On the Money: New cap on cost of credit and timely advice from Revenue to avoid surprise additional taxes and charges

Welcome to our new weekly personal finance newsletter On the Money, where we will delve into personal finance issues and how they might affect your pocket. This newsletter, compiled by our personal finance writers, including Dominic Coyle and Conor Pope, will be issued each Friday to subscribers.

The shopping frenzy that is Black Friday is upon us once again. What used to be a one-day post-Thanksgiving feature of American life has morphed into a week long orgy of festive shopping that can put huge financial pressure on the financially vulnerable or unwary.

Timely then that Minister for Finance Paschal Donohoe has activated the Consumer Credit (Amendment) Act 2022, which sets new lower limits on the amount of interest that consumers can be charged for credit.

The Act was first published in March and was formally signed into law in June by the President. But it required the Minister’s commencement order before “going live”. That only happened on Thursday of this week.


When people think of moneylenders, they often have a stereotypical view of what the term covers. But the 32 moneylenders licensed with the Central Bank include reputable catalogue retailers offering purchases on credit such as Very, formerly Littlewoods, and Oxendales. To avoid confusion going forward, under the new law all licensed moneylenders will in future be known as “high cost credit providers”.

More importantly for the generally less well off consumers who, up to now, could be paying interest of as much as 188 per cent APR before collection charges, a new ceiling on interest rates of 1 per cent per week, or 48 per cent a year, is imposed under the new structure.

There is also a new limit of what lenders can charge on a “running account” – no more than 2.83 per cent a month. Running accounts operate in the same way as a tied credit card and are offered by some of the catalogue shopping companies.

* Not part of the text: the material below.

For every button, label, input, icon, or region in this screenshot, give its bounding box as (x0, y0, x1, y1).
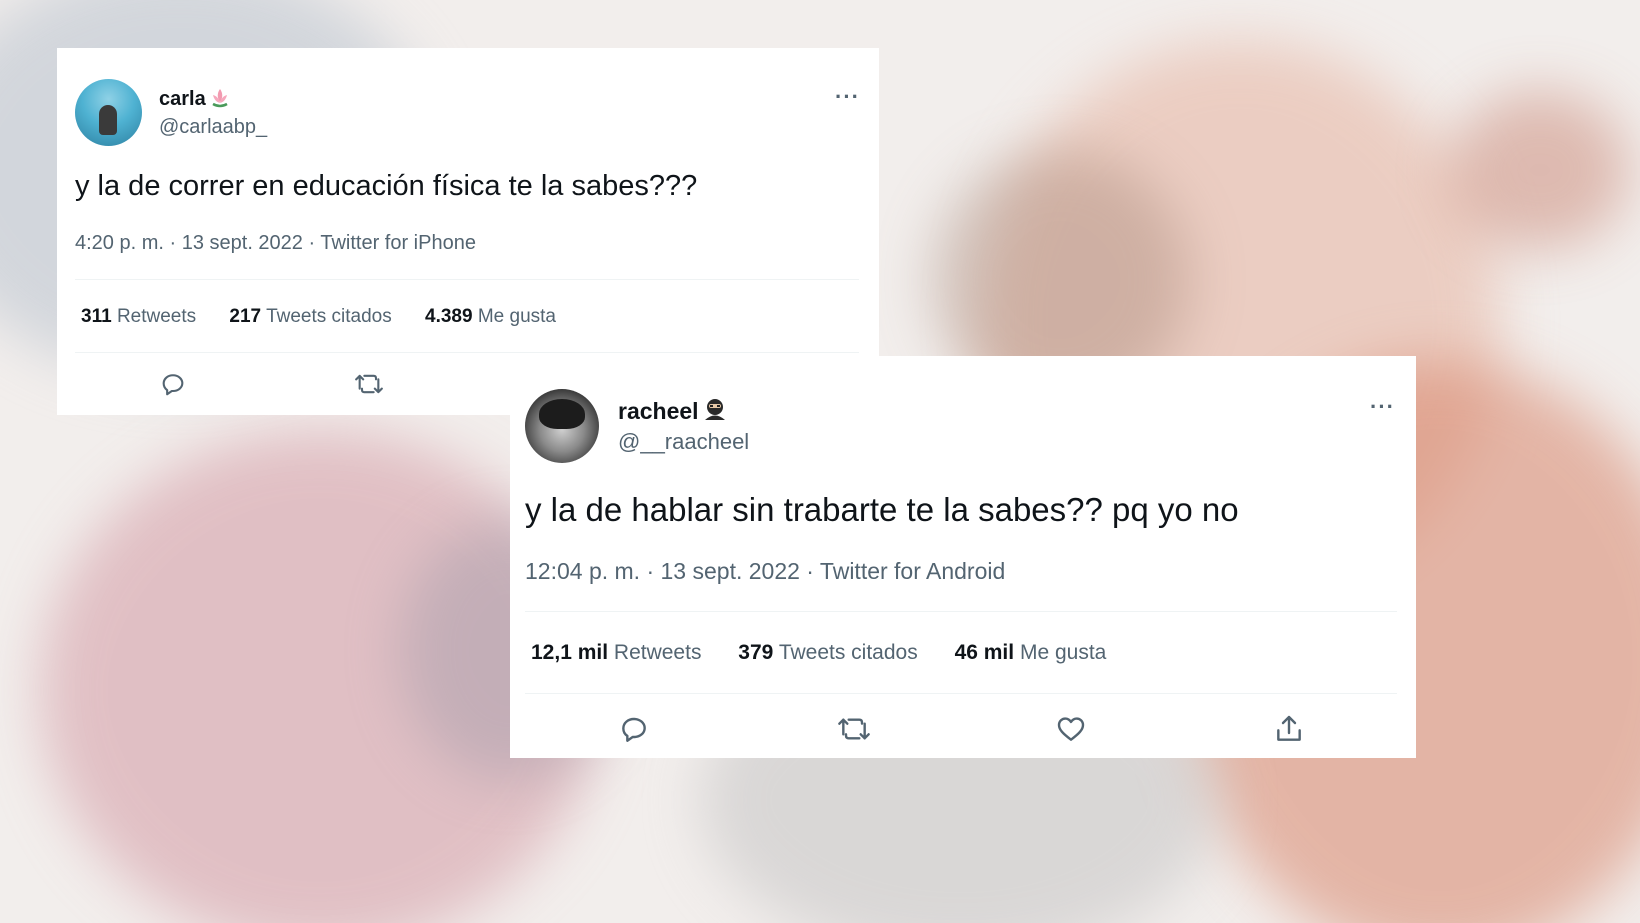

And those collection costs are no more, with lenders now prohibited from levying such charges, which, when included in the cost of credit in the old regime, meant the maximum annual APR interest chargeable on a loan could be as high as 287 per cent.

The new rules will never make such borrowing affordable compared to a more traditional bank loan or credit card but it will come as a considerable relief for people who are unable to access such mainstream banking services and find themselves more financially vulnerable as a result. The Central Bank estimates that as many as 283,000 people use the services of licensed moneylenders and at the end of 2020, there was a total of €141.15 million outstanding in loans to these companies.

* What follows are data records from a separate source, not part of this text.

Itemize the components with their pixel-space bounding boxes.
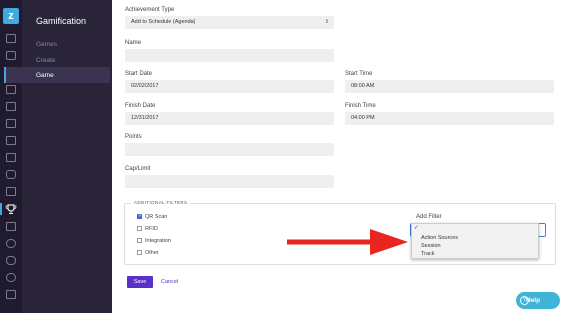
annotation-arrow <box>287 229 408 255</box>
question-icon: ? <box>520 296 529 305</box>
help-button[interactable]: ? Help <box>516 292 560 309</box>
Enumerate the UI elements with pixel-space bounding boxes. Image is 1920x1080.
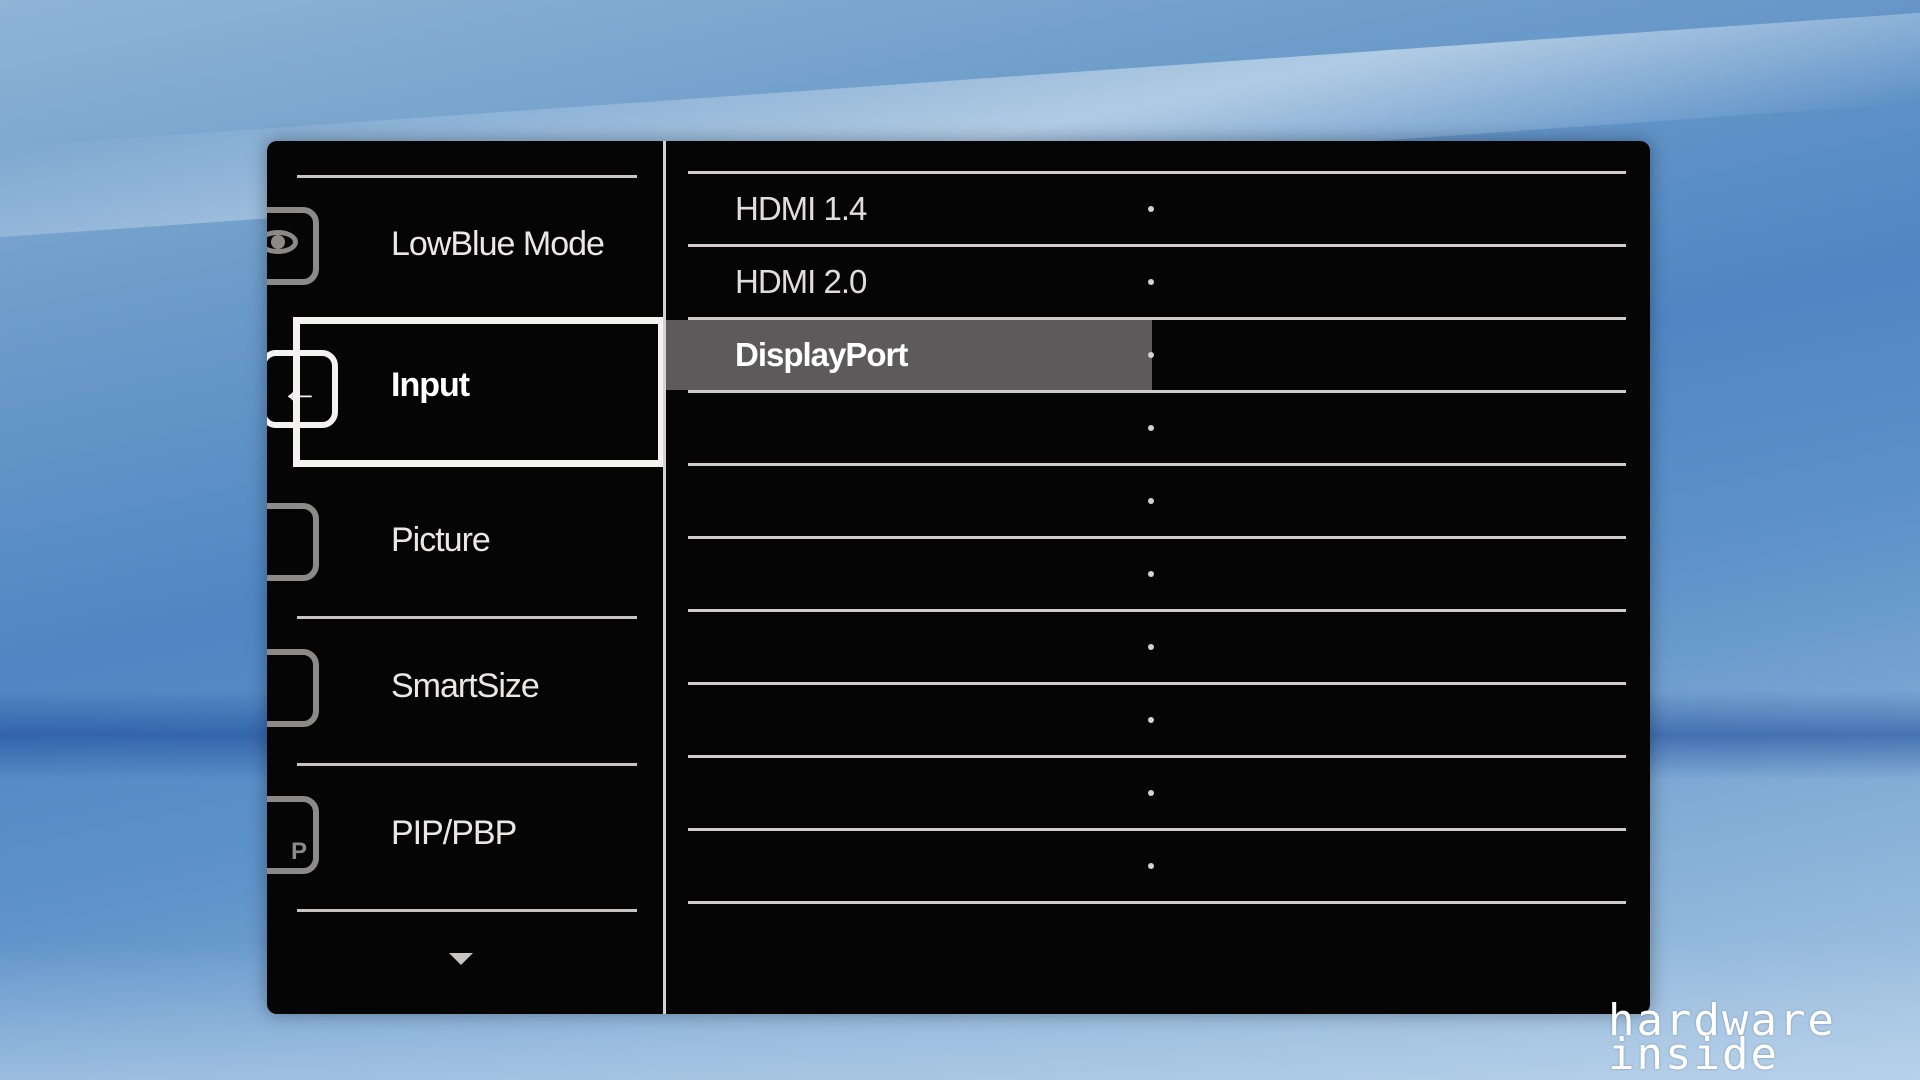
watermark-logo: hardware inside xyxy=(1608,999,1918,1080)
option-dot xyxy=(1148,352,1154,358)
option-label: HDMI 1.4 xyxy=(735,190,867,227)
option-dot xyxy=(1148,644,1154,650)
watermark-line-2: inside xyxy=(1608,1029,1779,1080)
input-arrow-icon: ← xyxy=(267,350,338,428)
menu-item-label: Picture xyxy=(391,521,491,559)
monitor-osd-panel: LowBlue Mode ← Input Picture SmartSize P… xyxy=(267,141,1650,1014)
option-empty[interactable] xyxy=(666,466,1650,536)
option-displayport[interactable]: DisplayPort xyxy=(666,320,1650,390)
option-dot xyxy=(1148,571,1154,577)
option-divider xyxy=(688,901,1626,904)
option-hdmi-2-0[interactable]: HDMI 2.0 xyxy=(666,247,1650,317)
menu-item-smartsize[interactable]: SmartSize xyxy=(267,617,663,763)
menu-item-pip-pbp[interactable]: P PIP/PBP xyxy=(267,764,663,910)
menu-divider xyxy=(297,909,637,912)
eye-icon xyxy=(267,207,319,285)
option-empty[interactable] xyxy=(666,831,1650,901)
option-dot xyxy=(1148,498,1154,504)
menu-item-label: LowBlue Mode xyxy=(391,225,605,263)
option-dot xyxy=(1148,717,1154,723)
osd-main-menu: LowBlue Mode ← Input Picture SmartSize P… xyxy=(267,141,665,1014)
option-empty[interactable] xyxy=(666,612,1650,682)
option-empty[interactable] xyxy=(666,393,1650,463)
smartsize-icon xyxy=(267,649,319,727)
option-dot xyxy=(1148,279,1154,285)
menu-item-input[interactable]: ← Input xyxy=(267,317,665,467)
pip-icon: P xyxy=(267,796,319,874)
option-dot xyxy=(1148,863,1154,869)
option-empty[interactable] xyxy=(666,685,1650,755)
option-hdmi-1-4[interactable]: HDMI 1.4 xyxy=(666,174,1650,244)
menu-item-picture[interactable]: Picture xyxy=(267,471,663,617)
menu-item-label: PIP/PBP xyxy=(391,814,517,852)
menu-item-lowblue-mode[interactable]: LowBlue Mode xyxy=(267,175,663,321)
option-empty[interactable] xyxy=(666,539,1650,609)
option-label: HDMI 2.0 xyxy=(735,263,867,300)
option-dot xyxy=(1148,790,1154,796)
option-dot xyxy=(1148,206,1154,212)
menu-item-label: Input xyxy=(391,366,470,404)
picture-icon xyxy=(267,503,319,581)
menu-item-label: SmartSize xyxy=(391,667,540,705)
option-label: DisplayPort xyxy=(735,336,908,373)
chevron-down-icon[interactable] xyxy=(449,953,473,965)
option-empty[interactable] xyxy=(666,758,1650,828)
input-options-list: HDMI 1.4 HDMI 2.0 DisplayPort xyxy=(666,141,1650,1014)
option-dot xyxy=(1148,425,1154,431)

People will still buy more than is advisable over the Black Friday extravaganza but at least now the more vulnerable shoppers – people on limited incomes or on social welfare – can look forward to a more modest, if still high, cost of credit.

Watch out for extra charges on that ‘amazing’ online deal

Revenue has also issued a timely reminder for shoppers to check whether the prices they’re paying for goods online include all tax and duties they are liable for before clicking the Order button.

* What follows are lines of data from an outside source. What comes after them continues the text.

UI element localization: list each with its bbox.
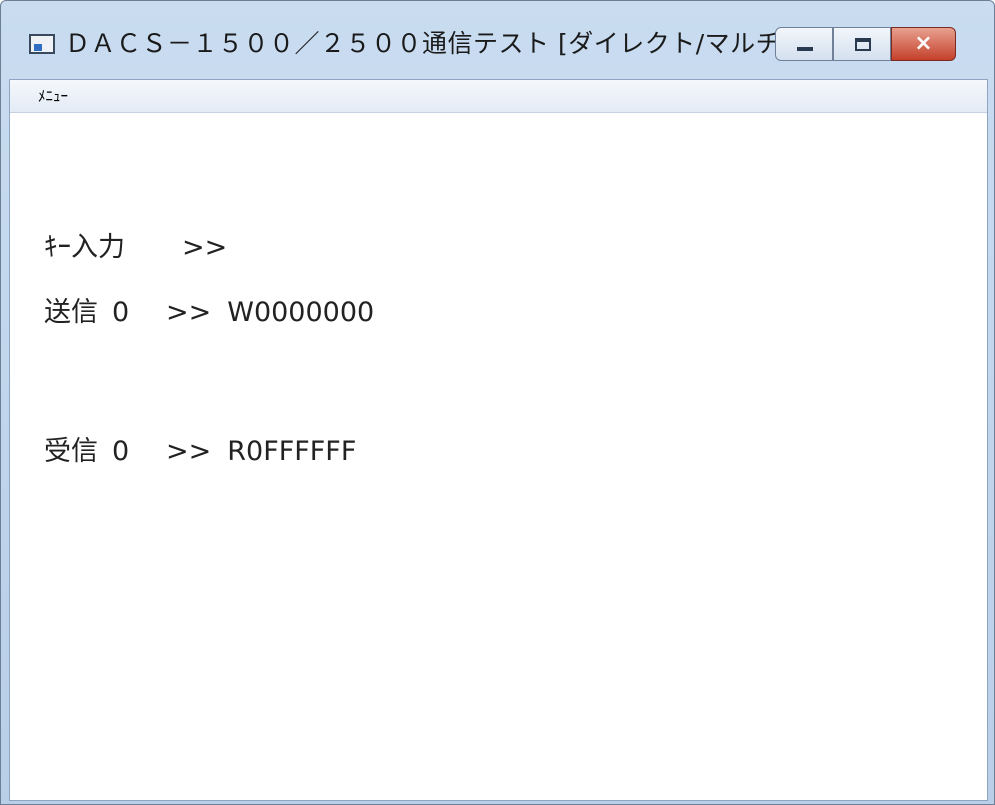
close-icon: × [914, 31, 933, 56]
maximize-icon [855, 38, 871, 51]
window-title: ＤＡＣＳ－１５００／２５００通信テスト [ダイレクト/マルチ... [65, 29, 807, 58]
key-input-label: ｷｰ入力 [44, 232, 125, 263]
send-prompt: >> [166, 297, 212, 328]
send-channel: 0 [112, 297, 130, 328]
minimize-button[interactable] [775, 27, 833, 61]
receive-prompt: >> [166, 436, 212, 467]
key-input-prompt: >> [182, 232, 228, 263]
menu-bar: ﾒﾆｭｰ [10, 80, 987, 113]
client-area: ﾒﾆｭｰ ｷｰ入力 >> 送信 0 >> W0000000 受信 0 >> R0FFFFFF [9, 79, 988, 801]
app-window-icon[interactable] [29, 34, 55, 54]
title-bar[interactable]: ＤＡＣＳ－１５００／２５００通信テスト [ダイレクト/マルチ... × [1, 1, 994, 79]
send-label: 送信 [44, 297, 98, 328]
receive-label: 受信 [44, 436, 98, 467]
caption-buttons: × [775, 27, 956, 61]
receive-value: R0FFFFFF [227, 436, 357, 467]
menu-item-menu[interactable]: ﾒﾆｭｰ [38, 86, 68, 106]
maximize-button[interactable] [833, 27, 891, 61]
console-output: ｷｰ入力 >> 送信 0 >> W0000000 受信 0 >> R0FFFFFF [10, 113, 987, 799]
key-input-line: ｷｰ入力 >> [44, 231, 243, 265]
send-line: 送信 0 >> W0000000 [44, 296, 374, 330]
send-value: W0000000 [227, 297, 375, 328]
close-button[interactable]: × [891, 27, 956, 61]
receive-channel: 0 [112, 436, 130, 467]
receive-line: 受信 0 >> R0FFFFFF [44, 435, 356, 469]
app-window: ＤＡＣＳ－１５００／２５００通信テスト [ダイレクト/マルチ... × ﾒﾆｭｰ… [0, 0, 995, 805]
minimize-icon [797, 47, 813, 51]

Anything coming to the State from a non-EU country – including the UK – will be subject to VAT and duty. Some sites include those costs but others don’t, leading to unexpected and unwelcome bills when the goods arrive for delivery.

VAT is payable on anything arriving in Ireland from a non-EU country, regardless of the value of the item – generally at 23 per cent. If the item is valued at more than €150, customs duty also applies. They might also be liable to an administration fee from the delivery company. And while duty is charged on the value of the item, VAT is charged on the total costs – so you pay VAT on the cost of the item plus any duty due plus any delivery administration fee.

All told, it means that “amazing” website deal costs close to 40 per cent more than you had initially figured – or worse still with some small ticket items.

If the sites are clearly based outside the EU, most shoppers should be aware of the additional cost implications. But shoppers can be caught unawares by .ie domain names attached to websites that are actually based outside the Republic.